What is Service-to-Service Authorization? - By Styra
A microservice application comprises small autonomous services that communicate with each other through application programming interfaces (APIs) — as standalone services or via a service mesh. These API calls or requests raise security and compliance concerns if not appropriately secured through authentication and authorization checks.
Service-to-service authorization is the process of determining what actions an authenticated service is allowed to perform based on pre-defined policies.
Although microservice authentication standards exist, authorization remains a security pain point. According to our 2022 Cloud Alignment Report, 65% of devs considered security the biggest challenge to adopting cloud-native tools.
This article discusses service-to-service authorization, the challenges of inter-service authorization and how to resolve them…
The Cyber Hut Comment: Styra, the organisation behind OPA (open policy agent) providing an interesting base article to describe the concept of service to service authorization. As organisations move away from monolithic applications (either breaking them down into smaller chunks, or just redesigning into a micro-service model) there comes a need for a further set of security, access and monitoring services.

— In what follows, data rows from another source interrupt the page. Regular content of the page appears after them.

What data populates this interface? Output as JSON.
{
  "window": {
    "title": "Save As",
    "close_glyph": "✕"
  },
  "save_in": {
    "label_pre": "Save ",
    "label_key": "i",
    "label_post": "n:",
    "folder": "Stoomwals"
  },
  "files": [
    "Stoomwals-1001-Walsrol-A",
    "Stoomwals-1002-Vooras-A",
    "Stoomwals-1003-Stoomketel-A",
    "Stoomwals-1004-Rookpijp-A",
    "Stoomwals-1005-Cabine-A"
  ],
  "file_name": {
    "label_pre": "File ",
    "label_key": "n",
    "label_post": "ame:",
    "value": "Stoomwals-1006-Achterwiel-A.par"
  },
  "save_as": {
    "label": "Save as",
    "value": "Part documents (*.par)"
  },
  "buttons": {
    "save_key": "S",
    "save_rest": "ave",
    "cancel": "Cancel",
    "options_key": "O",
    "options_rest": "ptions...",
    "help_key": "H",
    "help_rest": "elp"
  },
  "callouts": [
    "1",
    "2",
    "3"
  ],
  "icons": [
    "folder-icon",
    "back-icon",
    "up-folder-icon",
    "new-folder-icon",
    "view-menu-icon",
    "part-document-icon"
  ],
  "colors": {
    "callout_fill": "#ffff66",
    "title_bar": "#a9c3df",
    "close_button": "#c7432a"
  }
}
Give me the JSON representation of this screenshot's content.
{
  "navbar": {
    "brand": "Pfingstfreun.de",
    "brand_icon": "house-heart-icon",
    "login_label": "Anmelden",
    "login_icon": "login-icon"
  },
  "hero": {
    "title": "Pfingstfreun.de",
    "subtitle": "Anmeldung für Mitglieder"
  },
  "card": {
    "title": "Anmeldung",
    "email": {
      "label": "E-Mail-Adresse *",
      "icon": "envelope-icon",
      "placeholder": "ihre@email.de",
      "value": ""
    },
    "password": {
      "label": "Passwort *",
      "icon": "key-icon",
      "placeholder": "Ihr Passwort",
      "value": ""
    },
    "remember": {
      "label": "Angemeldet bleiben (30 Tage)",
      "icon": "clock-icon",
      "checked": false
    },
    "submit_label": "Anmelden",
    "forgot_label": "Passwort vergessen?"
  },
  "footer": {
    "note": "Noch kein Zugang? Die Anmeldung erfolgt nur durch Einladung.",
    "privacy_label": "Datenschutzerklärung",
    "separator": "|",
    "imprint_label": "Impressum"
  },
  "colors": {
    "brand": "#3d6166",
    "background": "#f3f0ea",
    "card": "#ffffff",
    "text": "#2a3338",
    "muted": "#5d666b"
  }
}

In the old says, having a single application was relatively simple to manage from an IAM perspective - the exposed entry point to the system was often small (say one or two APIs and a UI), allowing a gatekeeper style model to be used. The gateway was often either a small piece of software like an agent or perhaps even hard-coded checks for both authentication data (tokens and assertions) as well as access control logic. This worked pretty well, if the number of apps was small and the number of access control changes relatively static.
In the API world of course, the number of instances is large, the speed of deployment is important and change is nearly constant. In this approach, a new way to both authenticate each service to each other and authorize those requests becomes more critical.
A central approach to access decision making introduces too much latency, so something more distributed and local (to where the action happens) seems more sensible.
Here Styra are promoting the model where an instance of OPA is housed local to each independent service - allowing it to be queried for access control questions - as it contains the rules and data logic necessary to make such decisions. This allows the API or or service, to focus more on what it does best - deliver the functionality it was designed for - and off load authentication (typically via MTLS certs) and access control to a separately deployable component.
Why is this better? Well it helps decouple, but also allows a set of re-usable components to be created that can accelerate future deployments, but also provide a more consistent and iterative way of developing identity and access management components.
Clearly those components (the logic, deployment model, integration, instance identification, credential issuance, credential verification tools…) all now need to be managed too - which may well require a centralised UI for visibility and governance.